The bill provides that a new paragraph 5 should be added to Article 387 of the applicable Criminal Code, which will read as follows: “Anyone who publicly approves, denies the existence or significantly reduces the weight of genocide, crimes against humanity and war crimes committed against a group of persons or a member of a group determined on the basis of race, colour, religion, origin, state, national or ethnic affiliation, in a way that can lead to violence or incitement of hatred against such a group of persons or member of that group, if those offenses have been established by a final judgment of a court in Serbia or the International Criminal Court, shall be punished by imprisonment for six months to five years.”

Excluding from the qualifying cause those crimes established by the ICTY, the Bill allows for the denial and public approval of the Srebrenica genocide, the crimes at Ovčara, the mass crimes committed in Prijedor, Markale, Meja and Korenica, Izbica and many other places during the wars in the former Yugoslavia. The HLC would like to point out that Serbia committed itself to respect the decisions of the International Criminal Tribunal under the Law on Cooperation with the ICTY.

The HLC would also like to point out the following: the judgment of the International Court of Justice, which is binding for Serbia under Article 94 of the UN Charter, established that genocide has been committed in Srebrenica, adding that Serbia violated the Convention on the Prevention and Punishment of the Crime of Genocide on two grounds – firstly, because it did not do anything to prevent the Srebrenica massacre in July 1995, “although it must have been clear for Serbia that there was a serious risk of genocide”; and secondly, because it failed to punish those who participated in the crime, which it could have done.

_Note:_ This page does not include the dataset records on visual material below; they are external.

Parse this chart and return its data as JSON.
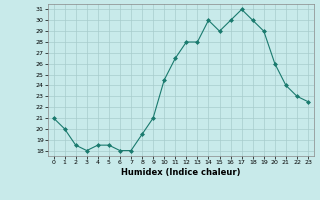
{
  "x": [
    0,
    1,
    2,
    3,
    4,
    5,
    6,
    7,
    8,
    9,
    10,
    11,
    12,
    13,
    14,
    15,
    16,
    17,
    18,
    19,
    20,
    21,
    22,
    23
  ],
  "y": [
    21,
    20,
    18.5,
    18,
    18.5,
    18.5,
    18,
    18,
    19.5,
    21,
    24.5,
    26.5,
    28,
    28,
    30,
    29,
    30,
    31,
    30,
    29,
    26,
    24,
    23,
    22.5
  ],
  "xlabel": "Humidex (Indice chaleur)",
  "line_color": "#1a7a6e",
  "marker_color": "#1a7a6e",
  "bg_color": "#c8eaea",
  "grid_color": "#a8cccc",
  "ylim": [
    17.5,
    31.5
  ],
  "xlim": [
    -0.5,
    23.5
  ],
  "yticks": [
    18,
    19,
    20,
    21,
    22,
    23,
    24,
    25,
    26,
    27,
    28,
    29,
    30,
    31
  ],
  "xticks": [
    0,
    1,
    2,
    3,
    4,
    5,
    6,
    7,
    8,
    9,
    10,
    11,
    12,
    13,
    14,
    15,
    16,
    17,
    18,
    19,
    20,
    21,
    22,
    23
  ]
}
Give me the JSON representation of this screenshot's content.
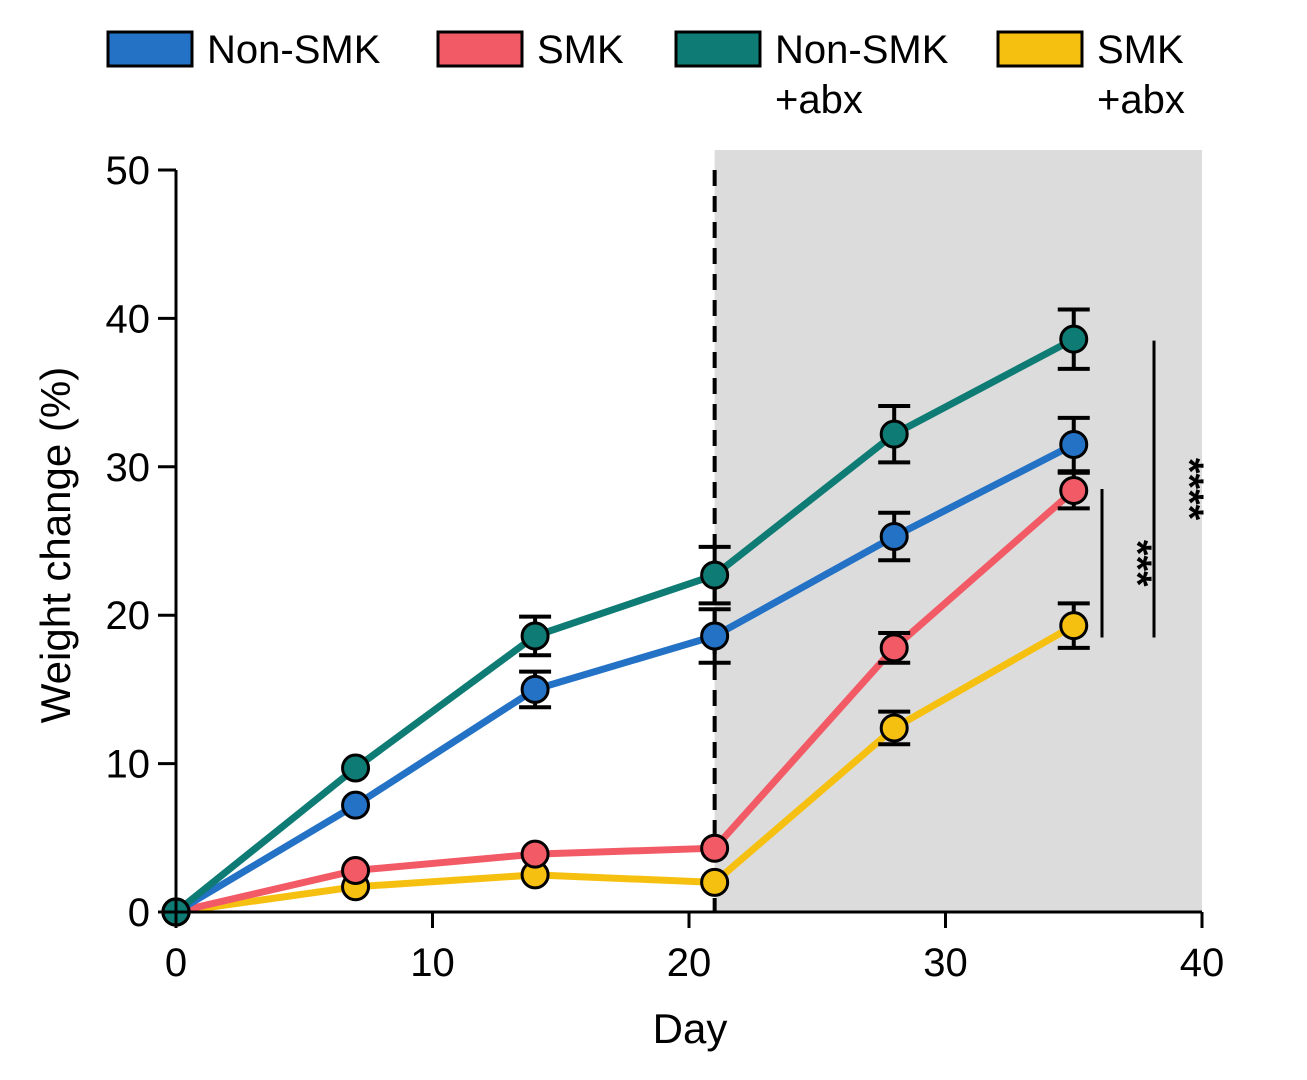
{
  "chart_data": {
    "type": "line",
    "xlabel": "Day",
    "ylabel": "Weight change (%)",
    "xlim": [
      0,
      40
    ],
    "ylim": [
      0,
      50
    ],
    "x_ticks": [
      "0",
      "10",
      "20",
      "30",
      "40"
    ],
    "y_ticks": [
      "0",
      "10",
      "20",
      "30",
      "40",
      "50"
    ],
    "x": [
      0,
      7,
      14,
      21,
      28,
      35
    ],
    "legend_position": "top",
    "shaded_region": {
      "x_start": 21,
      "x_end": 40,
      "color": "#dcdcdc"
    },
    "vertical_marker": {
      "x": 21,
      "style": "dashed"
    },
    "series": [
      {
        "name": "Non-SMK",
        "name_lines": [
          "Non-SMK"
        ],
        "color": "#2372c5",
        "values": [
          0,
          7.2,
          15.0,
          18.6,
          25.3,
          31.5
        ],
        "errors": [
          0,
          0,
          1.2,
          1.8,
          1.6,
          1.8
        ]
      },
      {
        "name": "SMK",
        "name_lines": [
          "SMK"
        ],
        "color": "#f25a66",
        "values": [
          0,
          2.8,
          3.9,
          4.3,
          17.8,
          28.4
        ],
        "errors": [
          0,
          0,
          0,
          0,
          1.0,
          1.2
        ]
      },
      {
        "name": "Non-SMK +abx",
        "name_lines": [
          "Non-SMK",
          "+abx"
        ],
        "color": "#0e7c74",
        "values": [
          0,
          9.7,
          18.6,
          22.7,
          32.2,
          38.6
        ],
        "errors": [
          0,
          0,
          1.3,
          1.9,
          1.9,
          2.0
        ]
      },
      {
        "name": "SMK +abx",
        "name_lines": [
          "SMK",
          "+abx"
        ],
        "color": "#f6c011",
        "values": [
          0,
          1.7,
          2.5,
          2.0,
          12.4,
          19.3
        ],
        "errors": [
          0,
          0,
          0,
          0,
          1.1,
          1.5
        ]
      }
    ],
    "significance": [
      {
        "label": "***",
        "y_range": [
          18.5,
          28.5
        ]
      },
      {
        "label": "****",
        "y_range": [
          18.5,
          38.5
        ]
      }
    ]
  }
}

The HLC expresses its concern, and indicates that the Bill is about to be adopted at the time of a continuing campaign which is aimed at denying the court-established facts, with the purpose to revise the history about the 1992-1995 war in BiH. This entire endeavour is being implemented with the use of the state resources of the Republic of Serbia.

The HLC calls on the National Assembly to adopt a legal solution that would penalize the denial of facts established before all relevant international courts, thus setting an example to other institutions and initiating the process of dealing with the facts of the past, as a precondition for reconciliation. The HLC invites the authorities of the Republic of Serbia to accept the facts established by the ICTY and the ICJ regarding the crimes committed in the former Yugoslavia during the 1990s, according to their formal obligation and declarative commitment. The HLC calls upon them to open a public debate on the basis of the facts established so far in court, and fulfill the obligation set out in the National Strategy for War Crimes Processing which refers to “the objective informing of citizens about war crimes trials”, with the aim to “raise the level of general public awareness of events in the former Yugoslavia and the need to expose war crimes, and have them investigated and prosecuted by punishing the perpetrators regardless of their national, ethnic and religious affiliations or their rank.”